FIG. 1 is a structural view of a carrier roll according to an embodiment of the present invention, FIG. 2 is a view showing an embodiment of the present invention, and FIG. 3 is a view showing an arrangement relationship between a magnetic roller and an electric coil. Fig. 4 is a diagram showing the armature current characteristics of the drive motor at each coil current. In the diagram, 1 ... hot finish rolling mill, 2 ... run-out table, 3 ... winder, 2 ₁ ~2 _n ...... conveying roller, 20 ₁ ~20 _n ...... electric coil.

Claims (2)

[Scope of utility model registration request] 1. A plurality of hot-rolled steel strips arranged at a predetermined interval in the transport direction Y with a length equal to or greater than the width of the steel strip, and having a rotation axis in a direction X orthogonal to the transport direction Y. Magnetic transport rolls, an electric coil that winds a transport roll in at least a part of the transport rolls with a direction Z orthogonal to the directions X and Y as a coil central axis, and the hot-rolled steel.
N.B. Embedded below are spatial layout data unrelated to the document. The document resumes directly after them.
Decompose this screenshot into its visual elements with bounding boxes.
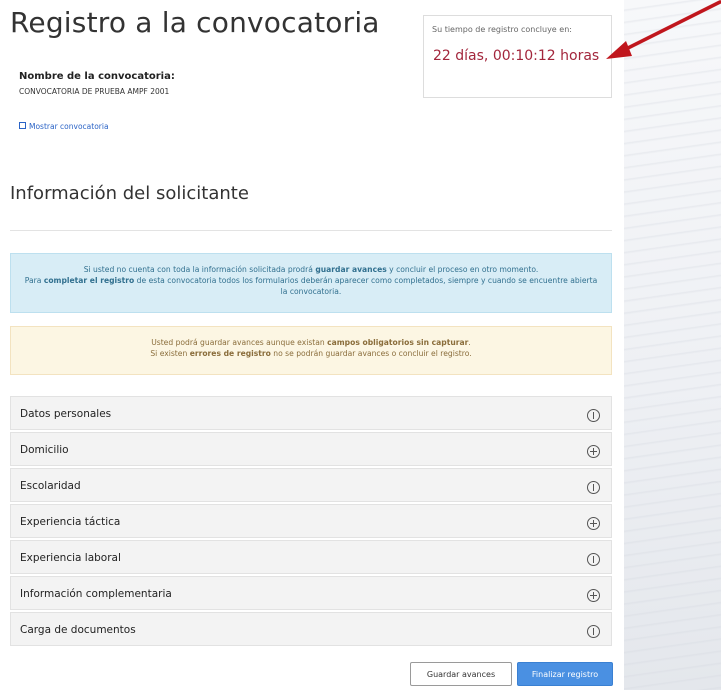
accordion-item-experiencia-laboral[interactable]: Experiencia laboral: [10, 540, 612, 574]
accordion-item-experiencia-tactica[interactable]: Experiencia táctica: [10, 504, 612, 538]
info-alert-bold: guardar avances: [315, 265, 387, 274]
accordion-item-label: Domicilio: [20, 444, 69, 456]
info-alert-text: Si usted no cuenta con toda la informaci…: [83, 265, 316, 274]
accordion-item-label: Datos personales: [20, 408, 112, 420]
convocatoria-label: Nombre de la convocatoria:: [19, 71, 175, 82]
save-progress-button[interactable]: Guardar avances: [410, 662, 512, 686]
info-alert-text: Para: [24, 276, 44, 285]
plus-circle-icon[interactable]: [587, 445, 600, 458]
registration-timer: Su tiempo de registro concluye en: 22 dí…: [423, 15, 612, 98]
show-convocatoria-link[interactable]: Mostrar convocatoria: [19, 122, 109, 131]
accordion-item-carga-de-documentos[interactable]: Carga de documentos: [10, 612, 612, 646]
accordion-item-label: Carga de documentos: [20, 624, 136, 636]
warning-alert-text: Si existen: [150, 349, 190, 358]
info-circle-icon[interactable]: [587, 481, 600, 494]
info-alert-text: de esta convocatoria todos los formulari…: [134, 276, 598, 296]
accordion-item-domicilio[interactable]: Domicilio: [10, 432, 612, 466]
info-alert: Si usted no cuenta con toda la informaci…: [10, 253, 612, 313]
warning-alert-text: .: [468, 338, 471, 347]
side-background: [624, 0, 721, 690]
timer-label: Su tiempo de registro concluye en:: [432, 25, 572, 34]
page-title: Registro a la convocatoria: [10, 6, 380, 39]
warning-alert-bold: campos obligatorios sin capturar: [327, 338, 469, 347]
warning-alert: Usted podrá guardar avances aunque exist…: [10, 326, 612, 375]
plus-circle-icon[interactable]: [587, 517, 600, 530]
plus-circle-icon[interactable]: [587, 589, 600, 602]
info-circle-icon[interactable]: [587, 409, 600, 422]
expand-square-icon: [19, 122, 26, 129]
accordion-item-informacion-complementaria[interactable]: Información complementaria: [10, 576, 612, 610]
warning-alert-text: no se podrán guardar avances o concluir …: [270, 349, 472, 358]
info-alert-bold: completar el registro: [43, 276, 135, 285]
form-sections-accordion: Datos personales Domicilio Escolaridad E…: [10, 396, 612, 648]
warning-alert-text: Usted podrá guardar avances aunque exist…: [151, 338, 328, 347]
finish-registration-button[interactable]: Finalizar registro: [517, 662, 613, 686]
accordion-item-escolaridad[interactable]: Escolaridad: [10, 468, 612, 502]
accordion-item-label: Información complementaria: [20, 588, 172, 600]
show-convocatoria-label: Mostrar convocatoria: [29, 122, 109, 131]
accordion-item-label: Experiencia táctica: [20, 516, 121, 528]
info-circle-icon[interactable]: [587, 553, 600, 566]
convocatoria-name: CONVOCATORIA DE PRUEBA AMPF 2001: [19, 87, 170, 96]
accordion-item-datos-personales[interactable]: Datos personales: [10, 396, 612, 430]
timer-value: 22 días, 00:10:12 horas: [433, 48, 600, 64]
section-title: Información del solicitante: [10, 183, 249, 204]
red-arrow-icon: [606, 0, 721, 59]
info-alert-text: y concluir el proceso en otro momento.: [386, 265, 539, 274]
info-circle-icon[interactable]: [587, 625, 600, 638]
accordion-item-label: Experiencia laboral: [20, 552, 121, 564]
section-divider: [10, 230, 612, 231]
warning-alert-bold: errores de registro: [189, 349, 271, 358]
accordion-item-label: Escolaridad: [20, 480, 81, 492]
A run-out table on the delivery side of a hot finish rolling mill, comprising: a drive unit that rotationally drives the transport rolls in a strip transport direction; and an energizing unit that applies a current to the electric coil. The run-out table on the delivery side of the hot finish rolling mill is characterized in that the body of the transport roll is made of a cast iron monolayer structure. 2. A plurality of hot-rolled steel strips arranged at predetermined intervals in the transport direction Y with a length equal to or greater than the width of the steel strip and having a rotation axis in a direction X orthogonal to the transport direction Y. Magnetic transport rolls, an electric coil that winds a transport roll in at least a part of the transport rolls with a direction Z orthogonal to the directions X and Y as a coil central axis, and the hot-rolled steel. A run-out table on the delivery side of a hot finish rolling mill, comprising: a drive unit that rotationally drives the transport rolls in a strip transport direction; and an energizing unit that applies a current to the electric coil. The run-out table on the delivery side of the hot finish rolling mill is characterized in that the body of the transport roll has a two-layer structure consisting of an outer layer of cast iron and an inner layer of stainless steel.